In July, more than 100 House staffers crammed into the Budget Committee hearing room for a refresher course on the complicated legislative process known as reconciliation.

Surprisingly, when the panel’s chief of staff, Jim Bates, had finished his PowerPoint presentation, almost no one in attendance asked any questions. So that meant they all understood reconciliation perfectly, right?

Not exactly.

“After that [session] we got an enormous amount of phone calls asking questions,” said Budget spokeswoman Angela Kuck.

Apparently, many of the aides were embarrassed to reveal in front of their co-workers that they didn’t understand reconciliation.

But they shouldn’t have been. While the Senate will debate a package this week that stands to net roughly $32 billion in mandatory savings and the House Budget panel will move forward with a $39 billion package, many Members and aides admit privately that they don’t completely grasp the, ah, nuances of the (cough) process.

“Reconciliation is used by the Catholic community as a sacrament and by everyone else as forgiveness,” said a House GOP leadership aide. “Up on Capitol Hill it has a completely different meaning. … It’s like speaking in Latin.”

Indeed, a quick Amazon.com search for “reconciliation” first brings forth several fascinating titles on theology, but it also does yield such tomes as “The Federal Budget: Politics, Policy, Process” (current sales rank: 390,481) and the classic “The Budget Puzzle: Understanding Federal Spending.”

For those Hill denizens who aren’t in the mood for curling up by the fire with a budget policy book or a CRS report, the Web also can be helpful.

As the Library of Congress writes helpfully on its THOMAS Web site, “One of the mechanisms Congress uses to implement the constraints on revenue and spending is called the reconciliation process. Reconciliation is a multiple-step process designed to bring existing law in conformity with the most recently adopted concurrent resolution on the budget. … The Budget Act maintains that reconciliation provisions must be related to reconciling the budget.”

There’s more where that came from, but why not just go to the real experts — the Members themselves.

“What I always thought is that it should be called something else,” said Rep. Denny Rehberg (R-Mont.). “We get wrapped up in the language of process, and it hurts us.”

Rehberg said he tells his staff never to use the word “reconciliation” when dealing with constituents. His specific instructions are: “You need to speak in American language, not government language.”

As a former Hill aide, Rehberg said he was fortunate enough to understand reconciliation even before this year’s debate. So does he have a catchy way to explain the process?

“Not one that takes less than 30 seconds,” he admitted.

“It’s certainly tough to explain back in your district,” agreed Rep. Jeff Flake (R-Ariz.), one of the House’s most vocal budget hawks.

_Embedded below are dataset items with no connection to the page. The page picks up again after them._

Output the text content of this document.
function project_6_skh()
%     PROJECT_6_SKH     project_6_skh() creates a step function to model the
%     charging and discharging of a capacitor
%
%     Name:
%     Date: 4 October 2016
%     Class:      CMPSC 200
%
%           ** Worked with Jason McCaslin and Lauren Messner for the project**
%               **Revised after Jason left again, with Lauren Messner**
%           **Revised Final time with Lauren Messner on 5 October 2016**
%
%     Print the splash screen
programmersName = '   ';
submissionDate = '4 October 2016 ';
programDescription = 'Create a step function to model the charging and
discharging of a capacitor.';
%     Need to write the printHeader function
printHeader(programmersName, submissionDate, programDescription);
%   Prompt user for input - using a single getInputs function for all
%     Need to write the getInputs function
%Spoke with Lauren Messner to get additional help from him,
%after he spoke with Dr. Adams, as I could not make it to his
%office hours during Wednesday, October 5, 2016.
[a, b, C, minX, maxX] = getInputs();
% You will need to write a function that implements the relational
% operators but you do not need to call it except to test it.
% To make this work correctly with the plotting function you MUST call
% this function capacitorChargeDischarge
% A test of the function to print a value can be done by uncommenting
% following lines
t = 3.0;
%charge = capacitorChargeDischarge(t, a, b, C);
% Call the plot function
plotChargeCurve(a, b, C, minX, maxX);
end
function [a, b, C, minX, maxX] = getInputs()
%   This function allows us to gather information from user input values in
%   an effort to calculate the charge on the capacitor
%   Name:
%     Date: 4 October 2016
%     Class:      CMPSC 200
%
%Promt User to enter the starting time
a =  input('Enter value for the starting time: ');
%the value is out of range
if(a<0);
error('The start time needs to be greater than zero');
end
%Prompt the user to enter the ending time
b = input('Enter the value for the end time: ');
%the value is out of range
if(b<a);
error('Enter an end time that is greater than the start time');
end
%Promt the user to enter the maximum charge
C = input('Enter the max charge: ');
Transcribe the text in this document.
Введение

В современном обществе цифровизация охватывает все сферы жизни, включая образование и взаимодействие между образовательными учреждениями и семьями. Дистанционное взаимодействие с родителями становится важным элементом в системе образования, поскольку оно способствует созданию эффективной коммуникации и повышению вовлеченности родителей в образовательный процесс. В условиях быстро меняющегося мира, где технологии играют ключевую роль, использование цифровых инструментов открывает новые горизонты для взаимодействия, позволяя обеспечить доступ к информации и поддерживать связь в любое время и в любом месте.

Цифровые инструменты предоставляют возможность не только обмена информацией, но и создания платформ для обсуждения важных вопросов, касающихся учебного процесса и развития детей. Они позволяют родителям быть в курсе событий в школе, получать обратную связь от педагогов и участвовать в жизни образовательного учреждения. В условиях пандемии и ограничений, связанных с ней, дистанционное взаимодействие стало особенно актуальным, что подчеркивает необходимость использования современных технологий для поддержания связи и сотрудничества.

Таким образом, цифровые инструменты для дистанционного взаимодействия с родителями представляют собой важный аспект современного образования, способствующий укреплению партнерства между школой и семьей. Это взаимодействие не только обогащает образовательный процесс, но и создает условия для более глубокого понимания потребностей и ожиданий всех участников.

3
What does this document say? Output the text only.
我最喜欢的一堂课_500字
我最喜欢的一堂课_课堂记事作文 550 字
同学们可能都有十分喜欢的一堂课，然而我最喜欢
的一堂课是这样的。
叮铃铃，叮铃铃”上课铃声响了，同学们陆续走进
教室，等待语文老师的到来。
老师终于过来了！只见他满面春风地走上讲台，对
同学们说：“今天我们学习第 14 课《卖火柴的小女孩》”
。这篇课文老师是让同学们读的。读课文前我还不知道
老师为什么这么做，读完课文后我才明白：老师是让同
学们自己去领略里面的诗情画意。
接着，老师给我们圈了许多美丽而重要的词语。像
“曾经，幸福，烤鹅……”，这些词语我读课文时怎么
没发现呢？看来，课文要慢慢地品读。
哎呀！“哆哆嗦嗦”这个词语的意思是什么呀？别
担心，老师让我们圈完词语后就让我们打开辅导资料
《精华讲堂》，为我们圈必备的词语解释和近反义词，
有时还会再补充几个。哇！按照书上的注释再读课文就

Flake doesn’t profess to be an expert on the subject, but said that being a member of the House’s conservative group has its privileges.

“Fortunately at the Republican Study Committee we always have a budget guy” to explain things, Flake said.

Rep. David Hobson (R-Ohio), a veteran appropriator, said he never mentioned reconciliation in his district either.

“I think it’s just one more step in making sausage,” Hobson said. “This is an inside baseball thing.”

Hobson said it was not surprising that many lawmakers had trouble explaining the subject.

“I would doubt if you went to a lot of political science professors if they could explain it either,” he said.

Democrats, meanwhile, have been too critical of the GOP’s reconciliation plans to think of a better way to describe the process.

“That’s like putting lipstick on a pig,” said Rep. Henry Waxman (D-Calif.). “You can’t sell bad policy.”

But not every lawmaker has trouble summing up reconciliation.

“It’s government reform,” said House Budget Chairman Jim Nussle (R-Iowa). “In a nutshell, that’s what it is.”

Yet even with his powers of simplification, Nussle said he still felt the need to call it reconciliation rather than something less mystifying.

“We’re kind of stuck with that 1974 term,” he said, referring, of course, to the year Congress created the reconciliation process by passing the Congressional Budget and Impoundment Control Act.

While Nussle’s panel has done yeoman’s work on reconciliation — and held the July refresher course for staff as well as two more for reporters — it has yet to figure out a definition of the process that would look good on a bumper sticker.

“Reconciliation is basically slowing the growth of mandatory spending,” said panel spokeswoman Kuck. “So no, that’s not catchy, is it?”